Investors are buying more US farmland in search of a hedge against inflation as commodity shortfalls caused by Russia’s invasion of Ukraine drive world food prices to record highs.
Land values in the Midwest grain belt have gained 25-30 per cent in the past year while auctions draw intense bidding for available ground.
Demand for land has picked up in the past month as the war in Ukraine and financial sanctions on Russia curtail critical exports of wheat and corn from the Black Sea region. The UN’s world food price index in February rose 24 per cent from a year earlier.
“Interest in the asset class has never been this high before,” said Bruce Sherrick, a professor of farmland economics and director of the University of Illinois’ TIAA centre for farmland research.
In the Midwestern state of Iowa, which restricts corporate ownership of farms, the buyer pool last month consisted of 35 per cent investors and 65 per cent farmers, according to the Realtors Land Institute, compared with 18 per cent investors in 2019. The price of Iowa farmland rose by a third between March 2021 and March 2022, the institute said.
Big institutions have long pursued farmland, led by fund groups such as TIAA and public pension plans, but institutional investors own only 2 per cent of the $3tn US market, according to industry estimates. More than 40 funds have raised $8.7bn in the past five years to invest in US farmland, according to Preqin, a data provider.
Retail investors are able to buy into farmland investment trusts such as Gladstone Land, whose shares have doubled over the past year and trade under the ticker LAND, or Farmland Partners, which is up 21 per cent over the past year.
“Our investor education team cannot answer all the calls they are receiving. It’s been difficult to get to the backlog of inquiries,” said Carter Malloy, the founder of AcreTrader, a firm that enables retail investors to buy stakes in farms.
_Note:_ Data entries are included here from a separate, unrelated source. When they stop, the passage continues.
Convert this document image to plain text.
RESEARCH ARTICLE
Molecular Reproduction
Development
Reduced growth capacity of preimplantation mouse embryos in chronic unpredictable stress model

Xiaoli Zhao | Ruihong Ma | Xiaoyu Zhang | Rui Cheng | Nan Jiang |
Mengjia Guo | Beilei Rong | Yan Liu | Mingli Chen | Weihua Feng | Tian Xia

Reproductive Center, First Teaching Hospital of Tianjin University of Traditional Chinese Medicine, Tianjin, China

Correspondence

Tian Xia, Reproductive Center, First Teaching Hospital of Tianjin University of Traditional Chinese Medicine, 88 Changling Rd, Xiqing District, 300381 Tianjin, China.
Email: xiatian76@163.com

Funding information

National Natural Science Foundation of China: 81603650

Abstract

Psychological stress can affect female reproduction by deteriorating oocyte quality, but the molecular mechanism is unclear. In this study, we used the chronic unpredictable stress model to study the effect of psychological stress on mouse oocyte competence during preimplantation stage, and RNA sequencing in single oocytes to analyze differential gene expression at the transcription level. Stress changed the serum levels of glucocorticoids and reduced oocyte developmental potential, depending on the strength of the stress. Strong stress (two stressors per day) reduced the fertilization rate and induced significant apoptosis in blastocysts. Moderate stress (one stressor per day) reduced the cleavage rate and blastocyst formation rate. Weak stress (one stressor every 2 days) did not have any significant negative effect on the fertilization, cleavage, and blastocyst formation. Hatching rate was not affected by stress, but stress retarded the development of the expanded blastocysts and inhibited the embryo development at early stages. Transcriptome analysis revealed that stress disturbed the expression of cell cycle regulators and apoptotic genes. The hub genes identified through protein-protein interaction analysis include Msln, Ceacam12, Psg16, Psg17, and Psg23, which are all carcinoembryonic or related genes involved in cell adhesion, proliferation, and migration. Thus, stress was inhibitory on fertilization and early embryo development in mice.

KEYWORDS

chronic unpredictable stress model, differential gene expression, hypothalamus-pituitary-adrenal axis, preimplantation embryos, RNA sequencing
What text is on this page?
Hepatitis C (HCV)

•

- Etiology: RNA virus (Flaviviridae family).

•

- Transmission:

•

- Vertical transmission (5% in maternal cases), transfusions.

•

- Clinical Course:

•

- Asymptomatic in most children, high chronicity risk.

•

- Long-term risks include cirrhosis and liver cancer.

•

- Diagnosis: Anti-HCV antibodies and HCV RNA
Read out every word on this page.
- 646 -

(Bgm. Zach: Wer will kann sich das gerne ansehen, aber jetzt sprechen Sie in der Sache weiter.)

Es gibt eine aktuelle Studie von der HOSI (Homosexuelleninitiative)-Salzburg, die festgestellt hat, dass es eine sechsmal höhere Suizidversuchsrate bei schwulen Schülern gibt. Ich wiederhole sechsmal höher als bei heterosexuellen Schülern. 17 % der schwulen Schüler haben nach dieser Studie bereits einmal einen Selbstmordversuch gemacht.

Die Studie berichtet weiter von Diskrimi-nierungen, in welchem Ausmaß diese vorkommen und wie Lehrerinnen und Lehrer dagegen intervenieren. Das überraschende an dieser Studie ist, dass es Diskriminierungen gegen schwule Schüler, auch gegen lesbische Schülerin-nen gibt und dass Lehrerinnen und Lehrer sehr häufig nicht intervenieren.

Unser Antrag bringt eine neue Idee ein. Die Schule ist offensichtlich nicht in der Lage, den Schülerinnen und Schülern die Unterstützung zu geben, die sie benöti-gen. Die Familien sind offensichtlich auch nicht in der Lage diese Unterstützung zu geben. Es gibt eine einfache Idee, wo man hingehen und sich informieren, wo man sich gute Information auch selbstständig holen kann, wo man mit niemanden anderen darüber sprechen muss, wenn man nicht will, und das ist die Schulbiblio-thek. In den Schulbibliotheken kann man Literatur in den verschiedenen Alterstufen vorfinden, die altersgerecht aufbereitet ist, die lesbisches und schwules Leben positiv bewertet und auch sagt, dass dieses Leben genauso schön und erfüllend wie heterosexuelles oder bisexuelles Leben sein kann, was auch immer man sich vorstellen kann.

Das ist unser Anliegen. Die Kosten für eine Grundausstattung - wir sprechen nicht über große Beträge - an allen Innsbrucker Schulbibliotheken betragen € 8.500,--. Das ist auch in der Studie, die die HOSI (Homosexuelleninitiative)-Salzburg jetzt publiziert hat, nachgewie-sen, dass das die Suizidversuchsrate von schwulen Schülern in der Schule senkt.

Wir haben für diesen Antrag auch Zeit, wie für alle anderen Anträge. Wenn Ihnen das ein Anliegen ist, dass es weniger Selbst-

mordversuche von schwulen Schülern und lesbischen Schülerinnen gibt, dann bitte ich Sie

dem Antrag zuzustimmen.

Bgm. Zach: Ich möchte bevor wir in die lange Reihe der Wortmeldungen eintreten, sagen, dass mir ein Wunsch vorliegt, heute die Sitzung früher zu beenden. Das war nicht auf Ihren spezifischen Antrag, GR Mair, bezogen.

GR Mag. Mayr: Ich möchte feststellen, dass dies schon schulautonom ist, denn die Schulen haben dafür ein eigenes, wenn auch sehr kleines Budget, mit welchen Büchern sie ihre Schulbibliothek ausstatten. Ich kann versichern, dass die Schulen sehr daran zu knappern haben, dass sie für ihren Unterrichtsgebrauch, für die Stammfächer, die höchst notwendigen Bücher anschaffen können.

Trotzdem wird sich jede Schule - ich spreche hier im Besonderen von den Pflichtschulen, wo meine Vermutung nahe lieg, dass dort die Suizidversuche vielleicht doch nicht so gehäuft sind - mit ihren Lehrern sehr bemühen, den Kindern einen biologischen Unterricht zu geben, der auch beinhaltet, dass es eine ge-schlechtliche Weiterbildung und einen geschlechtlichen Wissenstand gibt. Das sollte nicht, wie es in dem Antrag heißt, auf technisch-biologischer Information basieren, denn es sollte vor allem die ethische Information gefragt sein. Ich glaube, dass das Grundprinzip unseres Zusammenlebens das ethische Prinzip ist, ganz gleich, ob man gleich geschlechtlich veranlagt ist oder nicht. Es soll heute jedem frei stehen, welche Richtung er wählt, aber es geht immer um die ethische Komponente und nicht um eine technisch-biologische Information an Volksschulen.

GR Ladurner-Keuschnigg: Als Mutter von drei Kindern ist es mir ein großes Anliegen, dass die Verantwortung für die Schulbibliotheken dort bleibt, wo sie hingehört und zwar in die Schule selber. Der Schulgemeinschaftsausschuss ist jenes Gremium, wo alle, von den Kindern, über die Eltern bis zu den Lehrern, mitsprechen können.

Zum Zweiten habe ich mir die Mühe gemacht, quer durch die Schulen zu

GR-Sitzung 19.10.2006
As land prices rise, competition for available farms has intensified. Investors are having to look harder to find attractive ground. “We’re walking away from many more aggressively priced farms now,” said Artem Milinchuk, founder of farmland investment platform FarmTogether.
Higher land prices have in some cases outstripped farmland’s earnings potential, leading income returns to investors to decline in recent years, according to Nuveen Natural Capital, a division of TIAA.
But total returns, which also include price appreciation, have been strong: for annual cropland they were 11.1 per cent in 2021, according the NCREIF Farmland Index, which tracks holdings of investors including Gladstone, TIAA and Prudential.
In the Midwest, the most mature and liquid US farmland market, investors are paying high land prices at a time where farm input costs such as fertiliser and diesel are going up, said Craig Wichner, the founder of Farmland LP, an investment fund that owns more than $200mn in land and raised more than $130mn in March.
“The worry is they’re investing into office buildings right before Covid,” Wichner said.
About 70 per cent of US farmland is set to change hands in the next 20 years, according to the US Department of Agriculture, and institutional investors are poised to gain a bigger share as old farmers retire.
John Robinson, a fourth-generation soyabean and corn farmer in central Illinois, said more investor involvement could prove valuable.
“I’m not going to buy $20,000-per-acre farm ground, good Lord,” he said. “Land prices have jumped in the last two years. If there’s an investor who wants to do it, perfect. Let them take on the risk.”